화학공학소재연구정보센터
Chemical Engineering Journal, Vol.334, 2363-2372, 2018
Technical feasibility of UV/electro-chlorine advanced oxidation process and pH response
We propose an UV/chlorine advanced oxidation process using chlorine production by the anodic oxidation of chloride ions (UV/electro-chlorine process). The UV/electro-chlorine process developed steadily degraded 1,4-dioxane. The advanced oxidation performance of the UV/electro-chlorine process without pH control deteriorated with an increase in the initial pH. An increase in pH observed during the UV/electro-chlorine process was due to the accumulation of free chlorine.

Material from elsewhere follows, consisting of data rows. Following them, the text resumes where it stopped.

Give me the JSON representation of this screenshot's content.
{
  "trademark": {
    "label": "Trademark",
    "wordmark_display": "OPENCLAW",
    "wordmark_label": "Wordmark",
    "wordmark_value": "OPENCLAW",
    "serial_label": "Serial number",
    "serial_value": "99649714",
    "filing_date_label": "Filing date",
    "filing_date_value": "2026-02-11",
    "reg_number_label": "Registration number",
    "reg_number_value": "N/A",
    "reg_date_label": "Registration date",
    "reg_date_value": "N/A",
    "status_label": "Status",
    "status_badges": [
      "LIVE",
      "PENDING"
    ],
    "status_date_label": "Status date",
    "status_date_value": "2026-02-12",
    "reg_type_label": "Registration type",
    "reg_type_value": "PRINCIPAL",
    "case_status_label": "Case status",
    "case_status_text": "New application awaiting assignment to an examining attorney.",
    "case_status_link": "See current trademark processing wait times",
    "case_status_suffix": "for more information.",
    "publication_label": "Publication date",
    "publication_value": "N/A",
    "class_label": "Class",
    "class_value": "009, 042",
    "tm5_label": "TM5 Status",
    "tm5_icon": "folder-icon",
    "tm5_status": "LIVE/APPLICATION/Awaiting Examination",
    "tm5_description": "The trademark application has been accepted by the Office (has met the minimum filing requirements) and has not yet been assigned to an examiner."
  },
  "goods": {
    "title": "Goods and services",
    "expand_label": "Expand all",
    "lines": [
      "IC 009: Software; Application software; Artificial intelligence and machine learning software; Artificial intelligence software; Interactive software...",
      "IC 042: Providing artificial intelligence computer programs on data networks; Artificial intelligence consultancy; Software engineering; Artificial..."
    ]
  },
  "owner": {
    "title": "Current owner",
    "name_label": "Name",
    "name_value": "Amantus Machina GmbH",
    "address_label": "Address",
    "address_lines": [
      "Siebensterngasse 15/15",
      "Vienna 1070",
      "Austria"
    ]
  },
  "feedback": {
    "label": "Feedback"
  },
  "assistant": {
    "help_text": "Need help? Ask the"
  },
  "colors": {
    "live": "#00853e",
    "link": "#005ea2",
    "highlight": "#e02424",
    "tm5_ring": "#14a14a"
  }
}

As the pH increased from the initial pH of 4.1 or higher, the solution pH exceeded the pKa of hypochlorous acid (HOCl), which decreased the advanced oxidation performance and enhanced the formation of chlorine-centered oxyanions of chlorite and chlorate (ClOx-). To maintain a pH lower than the pKa of HOCl, a reagent-free pH control system, involving switching on and off the electrochemical chlorine production at a threshold of pH 6.1, was introduced into the UV/electro-chlorine process. When the UV/electro-chlorine process with pH control was operated at the initial pH of 4.3 or higher, the 1,4-dioxane degradation rate was inhibited by the shortage of free chlorine production. However, the degradation rate at an initial pH of 4.2 or lower was enhanced because of a higher percentage of HOCl to free chlorine and a higher contribution of center dot Cl-2(-) to 1,4-dioxane degradation. The energy consumption rate of 1,4-dioxane removal and the molar ratio to ClOx- formation were improved by the pH control at the same initial pH range.